I just watched on DVD the docudrama, The Road to Guantanamo by Michael Winterbottom and Mat Whitecross, which won mostly positive critical praise when released here theatrically. Essentially, it's the story of four young British-Pakistanis who head for the Mideast to attend a wedding only to be caught up in the Afghan War and wind up on troop transport planes bound for Cuba. It's a tale of almost unbelievable cruelty perpetrated by the very people who once claimed to cherish the noble and egalitarian ideals of democracy, but now, in the name of "security," practice the same evils attributed to the Nazi S.S. and other infamous despots throughout history.
I was reminded of a saying we had during the Vietnam Era, actually the title of a book by Edmund Snow Carpenter, a friend of Marshall McLuhan and teacher of anthropology at the University of Toronto and other academic venues. The title was: We Became What We Beheld. I am very much afraid that somewhere along the road to our becoming the world's greatest superpower, the U.S. became what it beheld, and as Guantanamo illustrated so perfectly well, what we beheld was tyrrany in the name of a better night's sleep. I know it is by now a cliche and that saying it invites accusations of traitorous betrayal, but I will repeat it anyway: We are the New Nazis.
What good is torture when it only produces lies and forced confessions not worth the breath that uttered them? There is a beautiful, telling documentary snippet in the Winterbottom-Whitecross movie -- a blend of TV news footage, reconstructed events, and interviews with the three young Islamic Brits who survived. It comes when the groundwork for the interrogation and imprisonment of hostages flown from Afghanistan to Gitmo is being laid and the then-Secretary of Defense, Donald Rumsfeld, is heard to remark that the captor-interrogators (first the Marines, then the FBI and CIA) would be "following the Geneva Conventions...for the most part...."
I am afraid Rummy now belongs to that select group of Americans who cannot safely travel outside the United States due to the ever-growing membership ranks of the International Court of Justice in The Hague. (No wonder the U.S. has denounced the World Court and refused to participate in its doings.) Like Nixon's architect of war, Henry Kissenger, Rumsfeld risks being snatched on the streets of one member nation or another and taken, Milosevich-like, before the Tribunal.
If I had any doubt that what happened at Guantanamo violated the Geneva accords if not to the letter, then certainly in spirit, The Road to Guantanamo removed any veil of doubt that remained. Worse, the later Iraqi misadventure, an unprovoked escalation of hostilities against both guilty and innocent Iraqis at Abu Graib saw wholesale flouting of the accords. We have indeed become what we beheld.
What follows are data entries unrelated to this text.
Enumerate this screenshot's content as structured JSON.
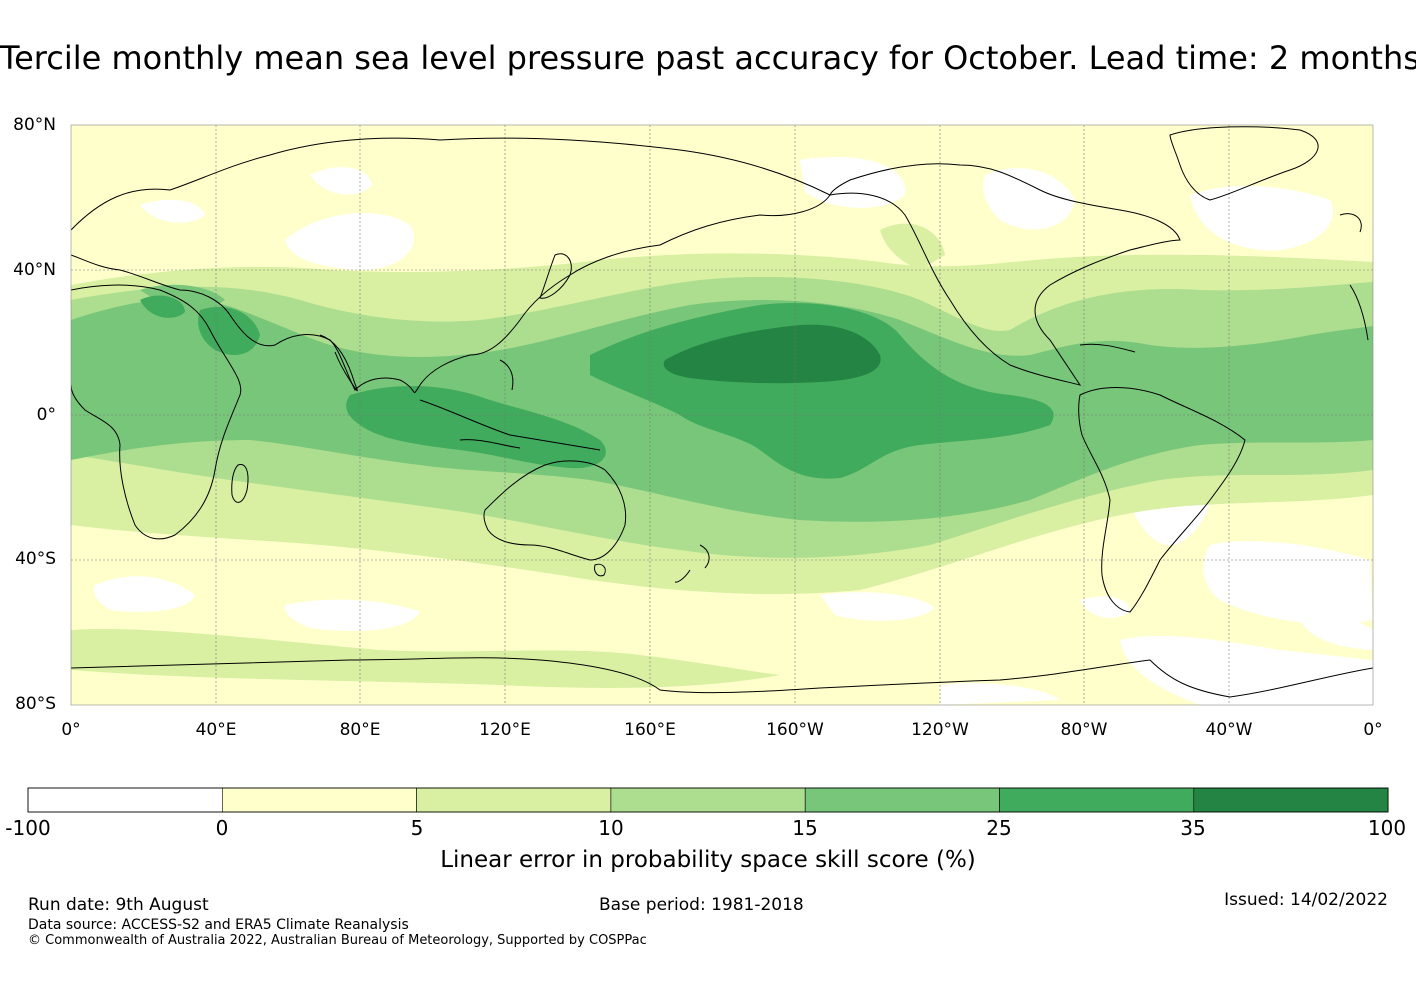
{
  "title": "Tercile monthly mean sea level pressure past accuracy for October. Lead time: 2 months",
  "map": {
    "lat_labels": [
      "80°N",
      "40°N",
      "0°",
      "40°S",
      "80°S"
    ],
    "lon_labels": [
      "0°",
      "40°E",
      "80°E",
      "120°E",
      "160°E",
      "160°W",
      "120°W",
      "80°W",
      "40°W",
      "0°"
    ],
    "grid_lines": true
  },
  "colorbar": {
    "ticks": [
      "-100",
      "0",
      "5",
      "10",
      "15",
      "25",
      "35",
      "100"
    ],
    "colors": [
      "#ffffff",
      "#ffffcc",
      "#d9f0a3",
      "#addd8e",
      "#78c679",
      "#41ab5d",
      "#238443"
    ],
    "caption": "Linear error in probability space skill score (%)"
  },
  "footer": {
    "run_date": "Run date: 9th August",
    "base_period": "Base period: 1981-2018",
    "issued": "Issued: 14/02/2022",
    "data_source": "Data source: ACCESS-S2 and ERA5 Climate Reanalysis",
    "copyright": "© Commonwealth of Australia 2022, Australian Bureau of Meteorology, Supported by COSPPac"
  }
}
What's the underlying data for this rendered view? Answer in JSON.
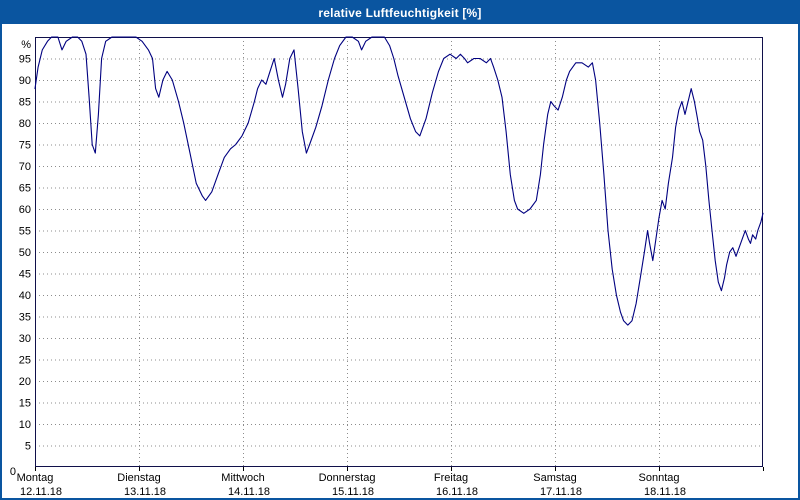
{
  "window": {
    "title": "relative Luftfeuchtigkeit [%]"
  },
  "colors": {
    "titlebar": "#0a55a0",
    "titlebar_text": "#ffffff",
    "plot_border": "#10104a",
    "grid": "#8c8c8c",
    "line": "#000080",
    "background": "#ffffff"
  },
  "chart_data": {
    "type": "line",
    "title": "relative Luftfeuchtigkeit [%]",
    "unit_label": "%",
    "origin_label": "0",
    "ylabel": "relative Luftfeuchtigkeit [%]",
    "xlabel": "",
    "ylim": [
      0,
      100
    ],
    "y_tick_step": 5,
    "y_ticks": [
      5,
      10,
      15,
      20,
      25,
      30,
      35,
      40,
      45,
      50,
      55,
      60,
      65,
      70,
      75,
      80,
      85,
      90,
      95
    ],
    "grid": true,
    "legend": "none",
    "x_range_days": [
      0,
      7
    ],
    "x_categories": [
      {
        "label": "Montag",
        "date": "12.11.18"
      },
      {
        "label": "Dienstag",
        "date": "13.11.18"
      },
      {
        "label": "Mittwoch",
        "date": "14.11.18"
      },
      {
        "label": "Donnerstag",
        "date": "15.11.18"
      },
      {
        "label": "Freitag",
        "date": "16.11.18"
      },
      {
        "label": "Samstag",
        "date": "17.11.18"
      },
      {
        "label": "Sonntag",
        "date": "18.11.18"
      }
    ],
    "series": [
      {
        "name": "relative Luftfeuchtigkeit",
        "unit": "%",
        "points": [
          [
            0,
            88
          ],
          [
            0.03,
            93
          ],
          [
            0.07,
            97
          ],
          [
            0.12,
            99
          ],
          [
            0.16,
            100
          ],
          [
            0.22,
            100
          ],
          [
            0.26,
            97
          ],
          [
            0.3,
            99
          ],
          [
            0.36,
            100
          ],
          [
            0.41,
            100
          ],
          [
            0.45,
            99
          ],
          [
            0.49,
            96
          ],
          [
            0.52,
            86
          ],
          [
            0.55,
            75
          ],
          [
            0.58,
            73
          ],
          [
            0.61,
            82
          ],
          [
            0.64,
            95
          ],
          [
            0.68,
            99
          ],
          [
            0.74,
            100
          ],
          [
            0.82,
            100
          ],
          [
            0.89,
            100
          ],
          [
            0.97,
            100
          ],
          [
            1.03,
            99
          ],
          [
            1.09,
            97
          ],
          [
            1.13,
            95
          ],
          [
            1.16,
            88
          ],
          [
            1.19,
            86
          ],
          [
            1.23,
            90
          ],
          [
            1.27,
            92
          ],
          [
            1.32,
            90
          ],
          [
            1.38,
            85
          ],
          [
            1.43,
            80
          ],
          [
            1.49,
            73
          ],
          [
            1.55,
            66
          ],
          [
            1.61,
            63
          ],
          [
            1.64,
            62
          ],
          [
            1.7,
            64
          ],
          [
            1.76,
            68
          ],
          [
            1.82,
            72
          ],
          [
            1.88,
            74
          ],
          [
            1.93,
            75
          ],
          [
            1.99,
            77
          ],
          [
            2.05,
            80
          ],
          [
            2.11,
            85
          ],
          [
            2.14,
            88
          ],
          [
            2.18,
            90
          ],
          [
            2.22,
            89
          ],
          [
            2.26,
            92
          ],
          [
            2.3,
            95
          ],
          [
            2.34,
            90
          ],
          [
            2.38,
            86
          ],
          [
            2.41,
            89
          ],
          [
            2.45,
            95
          ],
          [
            2.49,
            97
          ],
          [
            2.53,
            88
          ],
          [
            2.57,
            78
          ],
          [
            2.61,
            73
          ],
          [
            2.64,
            75
          ],
          [
            2.7,
            79
          ],
          [
            2.76,
            84
          ],
          [
            2.82,
            90
          ],
          [
            2.88,
            95
          ],
          [
            2.93,
            98
          ],
          [
            2.99,
            100
          ],
          [
            3.05,
            100
          ],
          [
            3.11,
            99
          ],
          [
            3.14,
            97
          ],
          [
            3.18,
            99
          ],
          [
            3.24,
            100
          ],
          [
            3.3,
            100
          ],
          [
            3.36,
            100
          ],
          [
            3.41,
            98
          ],
          [
            3.45,
            95
          ],
          [
            3.49,
            91
          ],
          [
            3.55,
            86
          ],
          [
            3.61,
            81
          ],
          [
            3.66,
            78
          ],
          [
            3.7,
            77
          ],
          [
            3.76,
            81
          ],
          [
            3.82,
            87
          ],
          [
            3.88,
            92
          ],
          [
            3.93,
            95
          ],
          [
            3.99,
            96
          ],
          [
            4.05,
            95
          ],
          [
            4.09,
            96
          ],
          [
            4.13,
            95
          ],
          [
            4.16,
            94
          ],
          [
            4.22,
            95
          ],
          [
            4.28,
            95
          ],
          [
            4.34,
            94
          ],
          [
            4.38,
            95
          ],
          [
            4.41,
            93
          ],
          [
            4.45,
            90
          ],
          [
            4.49,
            86
          ],
          [
            4.53,
            78
          ],
          [
            4.57,
            68
          ],
          [
            4.61,
            62
          ],
          [
            4.64,
            60
          ],
          [
            4.7,
            59
          ],
          [
            4.76,
            60
          ],
          [
            4.82,
            62
          ],
          [
            4.86,
            68
          ],
          [
            4.89,
            75
          ],
          [
            4.93,
            82
          ],
          [
            4.96,
            85
          ],
          [
            4.99,
            84
          ],
          [
            5.03,
            83
          ],
          [
            5.07,
            86
          ],
          [
            5.11,
            90
          ],
          [
            5.14,
            92
          ],
          [
            5.2,
            94
          ],
          [
            5.26,
            94
          ],
          [
            5.32,
            93
          ],
          [
            5.36,
            94
          ],
          [
            5.39,
            90
          ],
          [
            5.43,
            80
          ],
          [
            5.47,
            68
          ],
          [
            5.51,
            55
          ],
          [
            5.55,
            46
          ],
          [
            5.59,
            40
          ],
          [
            5.63,
            36
          ],
          [
            5.66,
            34
          ],
          [
            5.7,
            33
          ],
          [
            5.74,
            34
          ],
          [
            5.78,
            38
          ],
          [
            5.82,
            44
          ],
          [
            5.86,
            50
          ],
          [
            5.89,
            55
          ],
          [
            5.91,
            52
          ],
          [
            5.94,
            48
          ],
          [
            5.97,
            53
          ],
          [
            6.0,
            58
          ],
          [
            6.03,
            62
          ],
          [
            6.06,
            60
          ],
          [
            6.09,
            66
          ],
          [
            6.13,
            72
          ],
          [
            6.16,
            79
          ],
          [
            6.19,
            83
          ],
          [
            6.22,
            85
          ],
          [
            6.25,
            82
          ],
          [
            6.28,
            85
          ],
          [
            6.31,
            88
          ],
          [
            6.34,
            85
          ],
          [
            6.37,
            81
          ],
          [
            6.39,
            78
          ],
          [
            6.42,
            76
          ],
          [
            6.45,
            70
          ],
          [
            6.48,
            62
          ],
          [
            6.51,
            55
          ],
          [
            6.54,
            48
          ],
          [
            6.57,
            43
          ],
          [
            6.6,
            41
          ],
          [
            6.63,
            44
          ],
          [
            6.65,
            47
          ],
          [
            6.68,
            50
          ],
          [
            6.71,
            51
          ],
          [
            6.74,
            49
          ],
          [
            6.77,
            51
          ],
          [
            6.8,
            53
          ],
          [
            6.83,
            55
          ],
          [
            6.86,
            53
          ],
          [
            6.88,
            52
          ],
          [
            6.9,
            54
          ],
          [
            6.93,
            53
          ],
          [
            6.95,
            55
          ],
          [
            6.98,
            57
          ],
          [
            7.0,
            59
          ]
        ]
      }
    ]
  }
}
Winterbottom and Whitecross's movie ends with the surviving Islamic Brits being flown home, eventually joining their friends in Pakistan for the long-planned wedding. But all three men tell the camera they've been permanently changed. Actually, it is amazing they remained sane, much less capable of going on with their lives. I am afraid it just won't do for our leaders and our national security people to perpetuate a wicked twist on the old saying that it is better to set one guilty man free to protect all who remain innocent. The modus operandi at Guantanamo turned this notion on its head, insisting as it did on imprisonment and psychological torture of many innocents in often vain hopes of sussing out one or two members of bin Ladin's al Qaida.
There was a bit of talk in the film about the differences between Islamic and American "values." That became the buzzword for the Neo-Cons who put George Bush and Dick Cheney in the White House, the latter at least, it's now known, already with plans to invade Iraq. One is left to wonder, "Whose values?" The same glib value talk held sway at the recent MSNBC Republican "debate." The values they mean -- those of Romney, Tancredo, Huckabee, and Brownback -- are clearly Christer values, which are really bigot values, church-state union values, undemocratic values, hypocrite values. If this is not the case, why did John McCain denounce the two leading Christer fundamentalists months ago only to suck up to them more recently as the time came for his hat to go into the ring?
As I watched the DVD, I was reminded of another saying from the Vietnam Era. One of our finest folk singers, John Prine, a master of irony and the "protest" song, wrote and recorded a little ditty titled "Flag Decal," on the singer's brilliant debut album. The song is too long (not to mention copyright-covered) to repeat at length here, but fair usage might allow me to quote the refrain:
Now Jesus don't like killin'
No matter what the reason is
And your flag decal won't get you
Into heaven any more.
You know, I kinda doubt Jesus would like torture, either. But you certainly see a lot of those yellow ribbon decals on vehicles these days. Do those drivers think their Iraq Era decals will get them past Saint Pete? It amuses me to see that some people, perhaps feeling guilty about the non-WMD, non-al Qaida link, non Saddam nuclear-capability revelations of late, have been trying to scratch their decals off...only to discover that the shitheads who marketed them forgot to make them car paint- friendly. Even if you manage to remove the decal, your paint job is ruined.
To those drivers who've left the the decals in place thinking they'll get them through the Pearly Gates...well, they've got another think coming.